Renovated Palm Beach house built by Hufty family sells for $18 million


Renovated Palm Beach house built by Hufty family sells for $18 million

Source:https://www.palmbeachdailynews.com/business/real-estate/renovated-palm-beach-house-built-hufty-family-sells-for-million/fQvAWes9mheL4AvfJT7PUI/


A landmarked Palm Beach house on the street that connects South County Road to Everglades Island has changed hands for more than $17 million.

The house, at 330 Island Road, was rebuilt by the seller and the transaction marks only its third sale since it was built nearly 80 years ago. The sale recorded today at $17.68 million.

A limited liability company linked to real estate investors Arthur F. Minerof and Lawrence Genco sold the red-brick house, according to preliminary information about the sale posted on the Palm Beach County Clerk’s website. The deed lists the seller as Milan E.A.T. LLC.

A trust was on the buyer’s side, with Palm Beach attorney Robert G. Simses serving as trustee. Simses declined to comment, and no other information about the 330 Island Road Trust was immediately available.

The two-story house stands on a half-acre lot with about 126 feet of waterfront. The rear of the house looks southward across a lagoon that opens to the Intracoastal Waterway. On the north side, doors and windows overlook the Everglades Golf Course. The house has six bedrooms and 9,795 square feet of living space, inside and out, according to property records.

With two fireplaces and an elevator, the house had been listed for sale since November 2015, initially priced at $27.5 million but ultimately reduced to $19.99 million. Corcoran Group agents Paulette Koch and Dana Koch had the listing.

Sotheby’s International Realty agents Christine Gibbons and Lisa Cregan handled the buyer’s side of the deal, according to the updated sales listing in the Palm Beach Board of Realtors Multiple Listing Service.

The house was designed in 1939 by the firm of noted society architect Maurice Fatio for the late Standard Oil scion and conservationist Frances Archbold Hufty and her late husband, Mann Randolph Page Hufty. It was owned by the Hufty family until Frances Hufty’s estate sold it in 2011 to Milan E.A.T. LLC, for $6.9 million. She was the granddaughter of John Archbold, one of the founders of Standard Oil. She died in November 2010 at 98.

In early 2012, the house was designated a town landmark, which protects the look of its exterior from significant alterations. Milan E.A.T. voluntarily submitted the property for landmarking, town records show. Records also show the company participated in a program that provides a 10-year property-tax exemption for qualifying improvements to landmarked structures.That exemption transferred with the sale.

Palm Beach architect Gene Pandula oversaw the renovation and restoration project, which kept the house’s footprint intact. Completed in 2015, the complex project involved rebuilding the house brick by brick — using original bricks augmented by replacements — and raising the foundation to meet flood-plain regulations.

“This was probably one of the two or three most technically challenging projects we’ve ever done,” Pandula said this week.

The renovation also enclosed an open-air pavilion to serve as a loggia and cabana. A new dining area also replaced a 1955 dining addition designed by society architect John L. Volk, and the second floor layout was revised to turn bedrooms into suites.

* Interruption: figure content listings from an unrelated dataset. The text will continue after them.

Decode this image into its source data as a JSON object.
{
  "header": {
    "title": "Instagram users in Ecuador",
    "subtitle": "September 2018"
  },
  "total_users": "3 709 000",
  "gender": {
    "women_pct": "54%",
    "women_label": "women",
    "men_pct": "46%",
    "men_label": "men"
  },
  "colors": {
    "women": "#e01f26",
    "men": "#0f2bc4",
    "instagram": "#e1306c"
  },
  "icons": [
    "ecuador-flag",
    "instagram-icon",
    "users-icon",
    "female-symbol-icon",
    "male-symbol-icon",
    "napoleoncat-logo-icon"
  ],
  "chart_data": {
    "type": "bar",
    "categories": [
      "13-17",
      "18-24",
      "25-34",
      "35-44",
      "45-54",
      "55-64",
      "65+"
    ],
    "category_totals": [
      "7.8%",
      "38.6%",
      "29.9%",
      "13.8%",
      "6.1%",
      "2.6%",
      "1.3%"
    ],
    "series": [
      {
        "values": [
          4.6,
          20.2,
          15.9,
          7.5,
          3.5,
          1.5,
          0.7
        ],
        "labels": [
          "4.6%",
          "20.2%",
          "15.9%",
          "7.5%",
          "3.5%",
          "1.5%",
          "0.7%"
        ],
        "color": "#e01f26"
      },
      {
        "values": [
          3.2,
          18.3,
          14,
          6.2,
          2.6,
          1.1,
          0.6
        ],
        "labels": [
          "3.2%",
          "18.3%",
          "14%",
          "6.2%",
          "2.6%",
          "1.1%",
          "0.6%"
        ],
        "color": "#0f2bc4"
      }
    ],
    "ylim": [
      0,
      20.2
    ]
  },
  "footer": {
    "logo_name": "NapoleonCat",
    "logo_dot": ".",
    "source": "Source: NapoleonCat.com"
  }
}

Pandula noted that keeping the streetside appearance of the house intact was “important to the integrity of Island Road and the architecture of the street.”

The limited liability company that sold the house is managed by West Palm Beach attorney Michael A. Gelfand, representing The Milan Associates LP, state business records show.

Minerof and Genco have longtime ties to New York City and the Hamptons, where they have been involved in a variety of real estate projects.

They also have bought and sold Palm Beach real estate properties through ownership companies.

In 2007, records show, they were among the investors who sold an oceanfront house a 5 Via Los Incas for $17 million. And in 2011, they were involved in the $17.05 million sale of the house next door, also on the ocean, at 6 Via Los Incas.

The house is just one-and-a-half rooms deep, which allows rooms throughout to offer views of either the water or the golf course. Because of its position on Island Road, the house also is flooded with sunlight on clear days.

“We bought the lot because it was the only spot we could find where you got sunlight all day long,” Frances Hufty told writer and historian Augustus Mayhew in a 2009 interview for an article about the development of Everglades Island.

The Koch team’s sales listing described the house as “a perfect marriage of space, exceptional finishes and a prized location” convenient to Worth Avenue.

Raising the foundation of the house delayed construction for more than a year, resulting in the town levying code-enforcement fines against the ownership company when the project exceeded its allotted 30-month time-frame. The Town Council ultimately reduced the fines from $262,485 to $50,000 in 2015, with officials praising the high-quality of the restoration.

“Had anybody else bought it, I think it would have been torn down and we would have lost a landmark,” then-Councilman Robert Wildrick said during a hearing about the fines.